47 The final matter is whether I can be satisfied that the accused was informed of his entitlement before the application was made. The phrase in the section is "before making the application". This is perhaps a minor, but nevertheless, difficult point of construction. Given the nature of the application dealt with in s 23E, there is much support for the construction urged by Mr Scragg, namely that the entitlement must be conveyed to the person under arrest before the telephone, telex, fax or other electronic means is utilised to make the application. On the other hand, it makes little sense in a situation such as the present where the application was made at 6.30am, was supported by a later document not received by the magistrate until shortly before 8am, was not expected to be dealt with until some time later, and was in fact, not dealt with by the magistrate until after 10am. Those circumstances might be thought to support a more flexible construction that would lead to satisfaction of the statutory duty so long as the person under arrest were told of his rights before the magistrate came to deal with the application. I am perfectly satisfied that the accused was told of his rights before Ms Albu came to finally deal with the extension application. I could not be satisfied, however, that he was told of those rights before the telephone application was lodged. I could not be satisfied that he was told of those rights before the faxed material came into the possession of Ms Albu at about 7.50am. He may have been told prior to that time, but I am simply unable to say one way or the other.

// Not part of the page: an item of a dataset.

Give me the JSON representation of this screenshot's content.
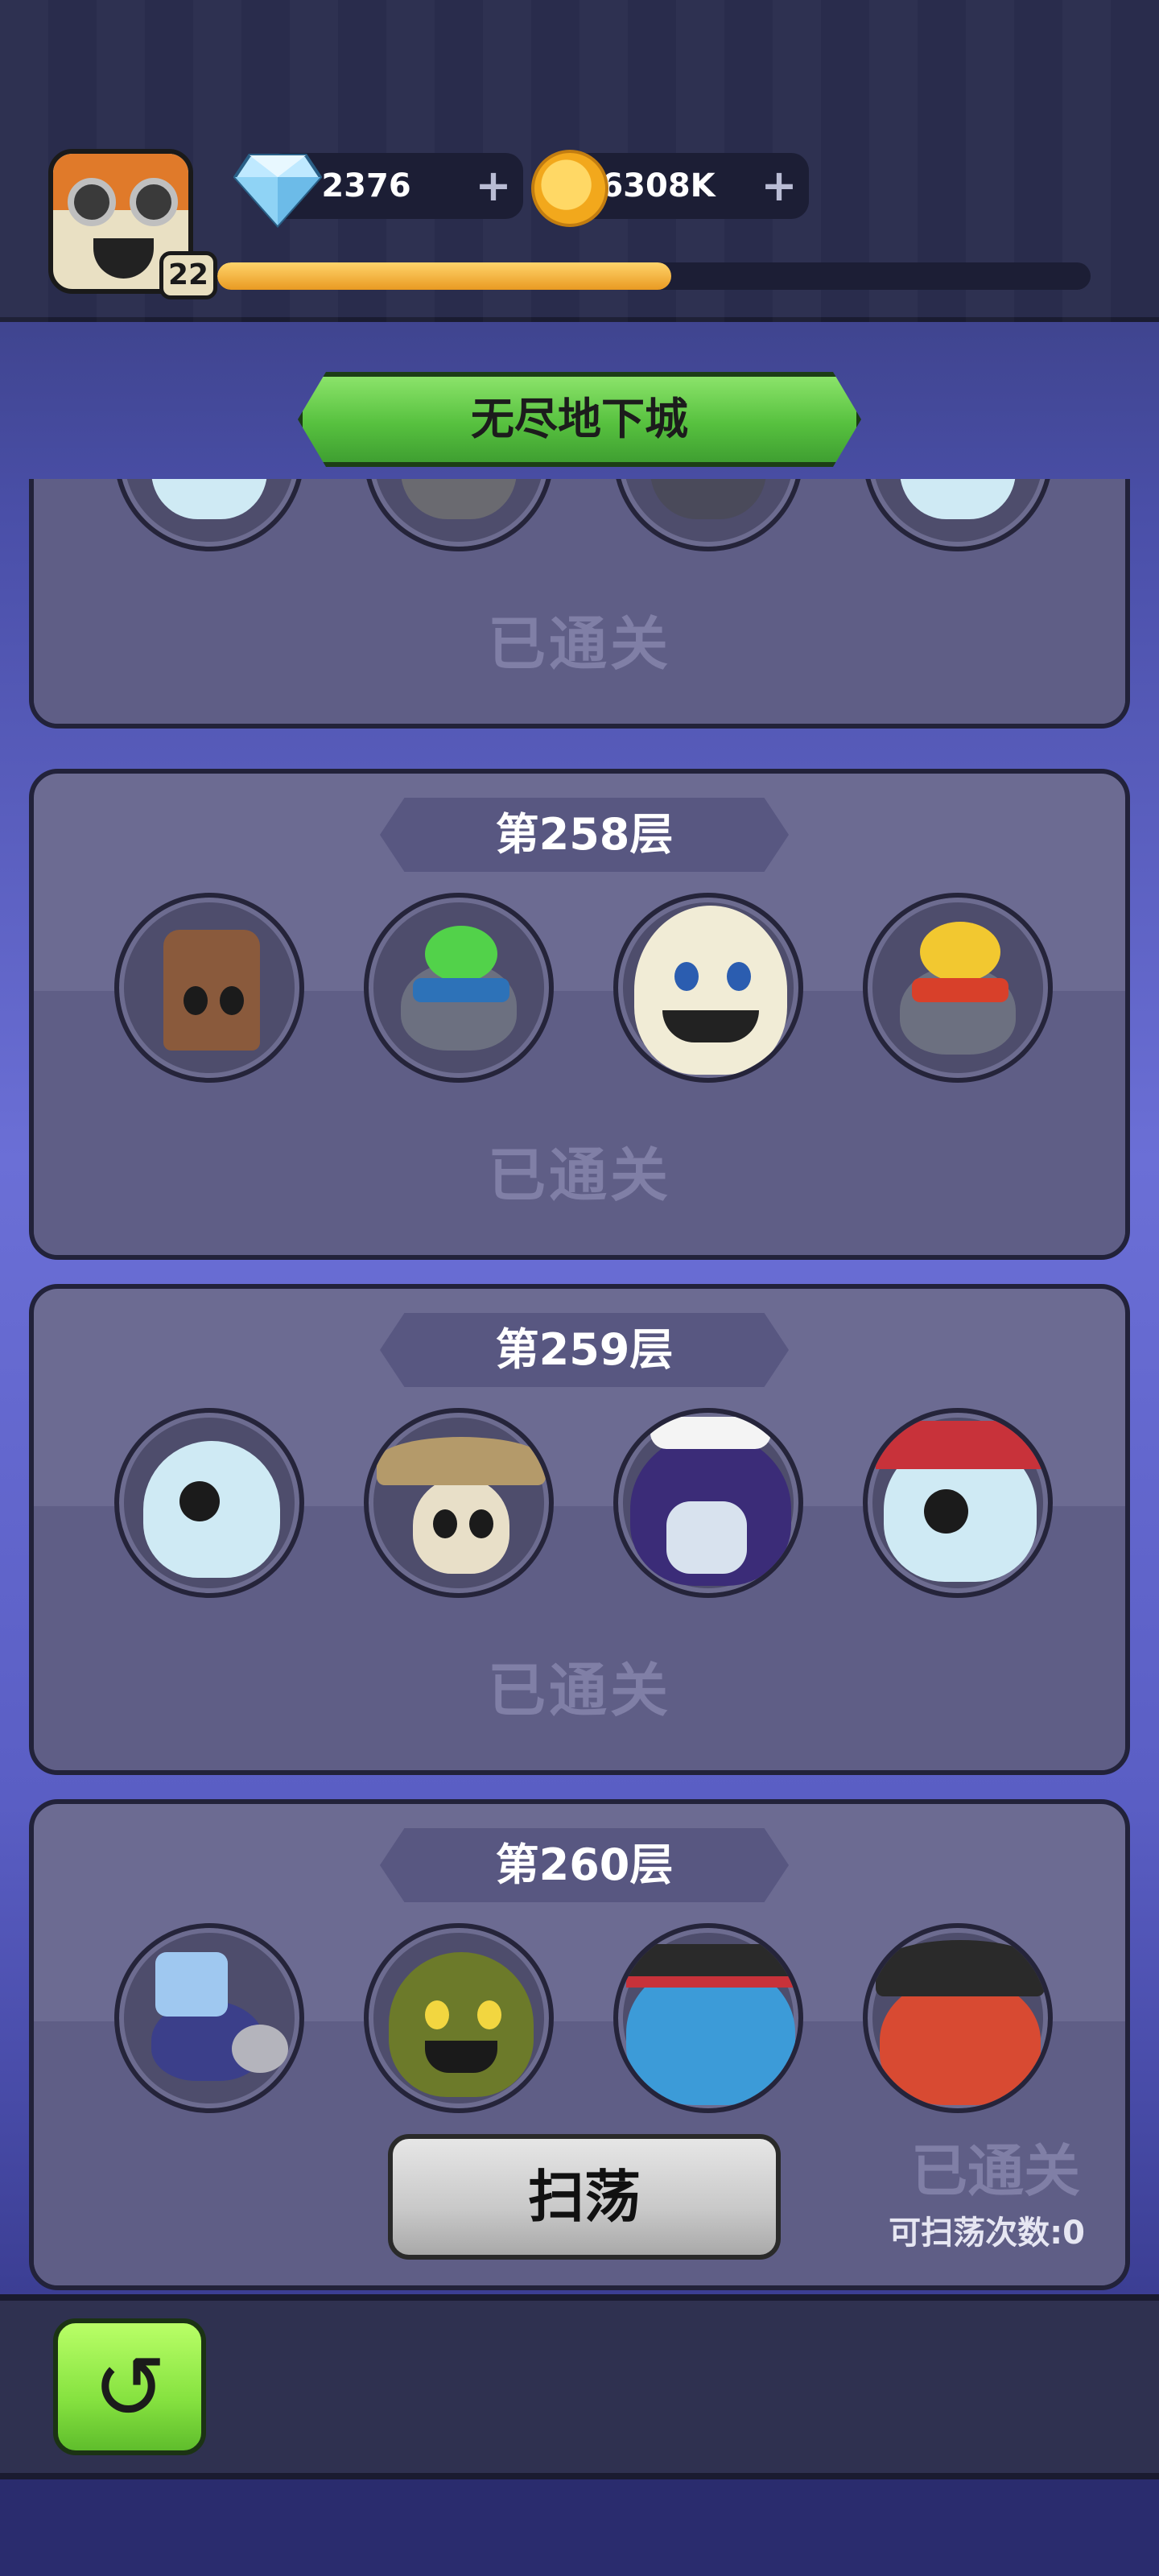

48 In my view, the better view of the section is that the person under arrest should be told of his entitlement before the "lodgement" of the application, whether by way of telephone, telex, fax or other electronic means. In that sense, it seems to me, there was a technical breach of s 23E, although I am perfectly satisfied that the "entitlement" was conveyed to the accused at some stage prior to Ms Albu dealing with the application. Just how close this was to the determination period, I am unable to say.
49 This finding will make it necessary for me to consider s 138 of the Evidence Act 1995. I will turn to that when I have dealt with the final matter relied on by Mr Scragg.